Rest stop at Marais des Cygnes National Wildlife Refuge, Kansas, and Kansas highway 52

Native grasses at a travel rest stop at Marais des Cygnes National Wildlife Refuge, Kansas, intersection of U.S. Highway 69 and Kansas 52 – with our motorhome and car in the background.

From the U.S. Fish and Wildlife Service:

The Refuge is named after the Marais des Cygnes River which runs through the middle of the refuge and is the dominant natural feature of the region.  The name, Marais des Cygnes, comes from the French language and means Marsh of the Swans.  It is presumed that trumpeter swans, which were historically common in the Midwest, used the wetlands adjacent to the Marais des Cygnes River during spring and fall migration.

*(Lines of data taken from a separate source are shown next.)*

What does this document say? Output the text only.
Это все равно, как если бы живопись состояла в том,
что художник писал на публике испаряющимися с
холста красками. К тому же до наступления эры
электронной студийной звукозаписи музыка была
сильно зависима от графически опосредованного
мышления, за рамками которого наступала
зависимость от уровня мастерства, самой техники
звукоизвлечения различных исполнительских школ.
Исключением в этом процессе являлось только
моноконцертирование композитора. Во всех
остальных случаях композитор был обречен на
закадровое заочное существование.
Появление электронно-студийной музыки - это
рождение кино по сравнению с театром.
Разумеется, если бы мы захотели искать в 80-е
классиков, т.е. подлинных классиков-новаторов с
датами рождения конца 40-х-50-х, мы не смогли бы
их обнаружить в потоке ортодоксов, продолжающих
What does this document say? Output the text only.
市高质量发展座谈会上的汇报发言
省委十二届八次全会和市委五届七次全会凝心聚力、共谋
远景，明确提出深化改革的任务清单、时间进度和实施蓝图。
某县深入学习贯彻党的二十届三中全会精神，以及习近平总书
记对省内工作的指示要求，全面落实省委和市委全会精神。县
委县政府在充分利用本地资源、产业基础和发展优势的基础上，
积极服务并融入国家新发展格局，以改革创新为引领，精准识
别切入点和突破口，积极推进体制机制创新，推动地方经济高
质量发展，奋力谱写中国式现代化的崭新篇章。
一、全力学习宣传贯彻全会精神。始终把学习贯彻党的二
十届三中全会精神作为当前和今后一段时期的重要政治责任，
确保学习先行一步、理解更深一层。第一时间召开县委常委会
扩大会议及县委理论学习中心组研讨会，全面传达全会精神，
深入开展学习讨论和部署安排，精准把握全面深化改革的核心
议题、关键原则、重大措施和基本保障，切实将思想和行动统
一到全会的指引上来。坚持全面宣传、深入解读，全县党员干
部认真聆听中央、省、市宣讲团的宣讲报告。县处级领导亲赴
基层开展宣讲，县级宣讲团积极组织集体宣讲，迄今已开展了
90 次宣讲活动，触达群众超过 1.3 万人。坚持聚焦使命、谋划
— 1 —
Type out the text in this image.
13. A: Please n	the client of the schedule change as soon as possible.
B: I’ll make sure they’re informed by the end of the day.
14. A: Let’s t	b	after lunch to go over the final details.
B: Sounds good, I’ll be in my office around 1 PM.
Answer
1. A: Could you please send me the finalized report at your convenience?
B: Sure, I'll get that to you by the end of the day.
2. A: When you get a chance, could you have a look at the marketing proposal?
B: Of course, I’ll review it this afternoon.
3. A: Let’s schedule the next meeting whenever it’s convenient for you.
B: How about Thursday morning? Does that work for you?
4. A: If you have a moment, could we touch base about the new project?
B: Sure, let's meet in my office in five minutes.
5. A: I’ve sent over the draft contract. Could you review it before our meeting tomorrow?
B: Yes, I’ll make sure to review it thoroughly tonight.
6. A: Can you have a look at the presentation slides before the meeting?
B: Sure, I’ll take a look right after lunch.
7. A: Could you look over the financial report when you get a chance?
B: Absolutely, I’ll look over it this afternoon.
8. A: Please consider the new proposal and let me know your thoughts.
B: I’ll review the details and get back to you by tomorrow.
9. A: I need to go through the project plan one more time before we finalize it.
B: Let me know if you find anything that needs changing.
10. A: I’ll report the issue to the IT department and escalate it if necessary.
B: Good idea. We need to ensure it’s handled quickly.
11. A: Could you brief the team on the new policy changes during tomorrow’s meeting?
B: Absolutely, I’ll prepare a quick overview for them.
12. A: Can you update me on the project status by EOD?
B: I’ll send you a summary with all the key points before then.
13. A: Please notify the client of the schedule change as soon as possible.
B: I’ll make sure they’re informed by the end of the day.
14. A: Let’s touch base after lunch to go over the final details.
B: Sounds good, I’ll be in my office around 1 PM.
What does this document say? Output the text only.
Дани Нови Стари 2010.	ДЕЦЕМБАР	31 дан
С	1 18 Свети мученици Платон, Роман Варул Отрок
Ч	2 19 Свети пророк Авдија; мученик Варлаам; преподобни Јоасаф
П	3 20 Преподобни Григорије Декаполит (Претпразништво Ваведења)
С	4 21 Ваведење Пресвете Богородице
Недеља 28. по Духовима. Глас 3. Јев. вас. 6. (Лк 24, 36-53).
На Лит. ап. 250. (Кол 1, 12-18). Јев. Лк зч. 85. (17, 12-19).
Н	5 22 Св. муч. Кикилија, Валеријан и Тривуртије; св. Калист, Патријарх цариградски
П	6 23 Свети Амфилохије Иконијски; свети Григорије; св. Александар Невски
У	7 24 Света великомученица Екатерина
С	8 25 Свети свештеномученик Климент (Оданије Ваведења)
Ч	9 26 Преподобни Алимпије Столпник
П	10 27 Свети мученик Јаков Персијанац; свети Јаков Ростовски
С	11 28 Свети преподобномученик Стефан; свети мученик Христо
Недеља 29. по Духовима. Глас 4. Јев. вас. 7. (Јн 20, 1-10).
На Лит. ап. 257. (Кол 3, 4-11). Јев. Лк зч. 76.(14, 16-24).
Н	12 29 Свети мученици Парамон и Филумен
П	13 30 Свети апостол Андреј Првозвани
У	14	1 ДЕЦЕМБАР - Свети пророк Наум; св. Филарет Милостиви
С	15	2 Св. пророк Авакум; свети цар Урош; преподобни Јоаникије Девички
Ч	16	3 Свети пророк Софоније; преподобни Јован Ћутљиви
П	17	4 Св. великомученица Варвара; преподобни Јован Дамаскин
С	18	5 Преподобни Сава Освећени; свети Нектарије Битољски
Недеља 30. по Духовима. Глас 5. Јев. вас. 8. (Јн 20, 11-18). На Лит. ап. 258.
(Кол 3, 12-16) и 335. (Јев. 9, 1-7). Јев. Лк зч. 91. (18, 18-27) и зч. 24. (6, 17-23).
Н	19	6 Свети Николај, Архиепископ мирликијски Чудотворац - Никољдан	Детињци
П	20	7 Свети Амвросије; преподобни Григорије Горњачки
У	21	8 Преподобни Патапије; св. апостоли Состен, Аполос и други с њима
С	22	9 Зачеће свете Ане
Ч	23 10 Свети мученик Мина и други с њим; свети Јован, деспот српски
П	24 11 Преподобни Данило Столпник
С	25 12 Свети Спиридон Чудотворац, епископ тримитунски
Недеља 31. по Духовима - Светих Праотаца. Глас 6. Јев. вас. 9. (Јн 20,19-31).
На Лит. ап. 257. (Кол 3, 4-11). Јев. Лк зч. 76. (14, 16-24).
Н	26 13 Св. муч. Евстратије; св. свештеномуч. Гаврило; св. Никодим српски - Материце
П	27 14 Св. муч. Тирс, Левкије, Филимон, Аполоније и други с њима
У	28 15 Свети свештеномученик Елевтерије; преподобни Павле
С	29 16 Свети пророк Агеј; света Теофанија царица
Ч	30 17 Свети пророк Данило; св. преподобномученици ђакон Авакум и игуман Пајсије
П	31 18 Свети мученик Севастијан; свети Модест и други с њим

The Refuge was established in 1992 for the protection and restoration of bottomland hardwood forests.  Approximately 5,000 acres of the 7,500 acre refuge are available for wildlife oriented recreation including hunting, fishing, and birding.   A wildlife sanctuary encompasses the remaining 2,500 acres of the refuge and is not available for public use.

The Marais des Cygnes Massacre:

The Marais des Cygnes Massacre is considered the last significant act of violence in Bleeding Kansas prior to the outbreak of the American Civil War. On May 19, 1858, approximately 30 men led by Charles Hamilton, a Georgia native and proslavery leader, crossed into the Kansas Territory from Missouri. They arrived at Trading Post, Kansas in the morning and then headed back to Missouri. Along the way they captured 11 free-state men, none of whom were armed and, it is said, none of whom had participated in the ongoing violence. Most of the men knew Hamilton and apparently did not realize he meant them harm. These prisoners were led into a defile, where Hamilton ordered the men shot and fired the first bullet himself. Five men were killed.

Hamilton and his gang returned to Missouri. Only one man was ever brought to justice. William Griffith of Bates County, Missouri, was arrested in the spring of 1863 and hanged on October 30 of that year. Charles Hamilton returned to Georgia, where he died in 1880.

The incident horrified the nation and inspired John Greenleaf Whittier to write a poem on the murders, “Le Marais du Cygne,” which appeared in the September 1858 Atlantic Monthly.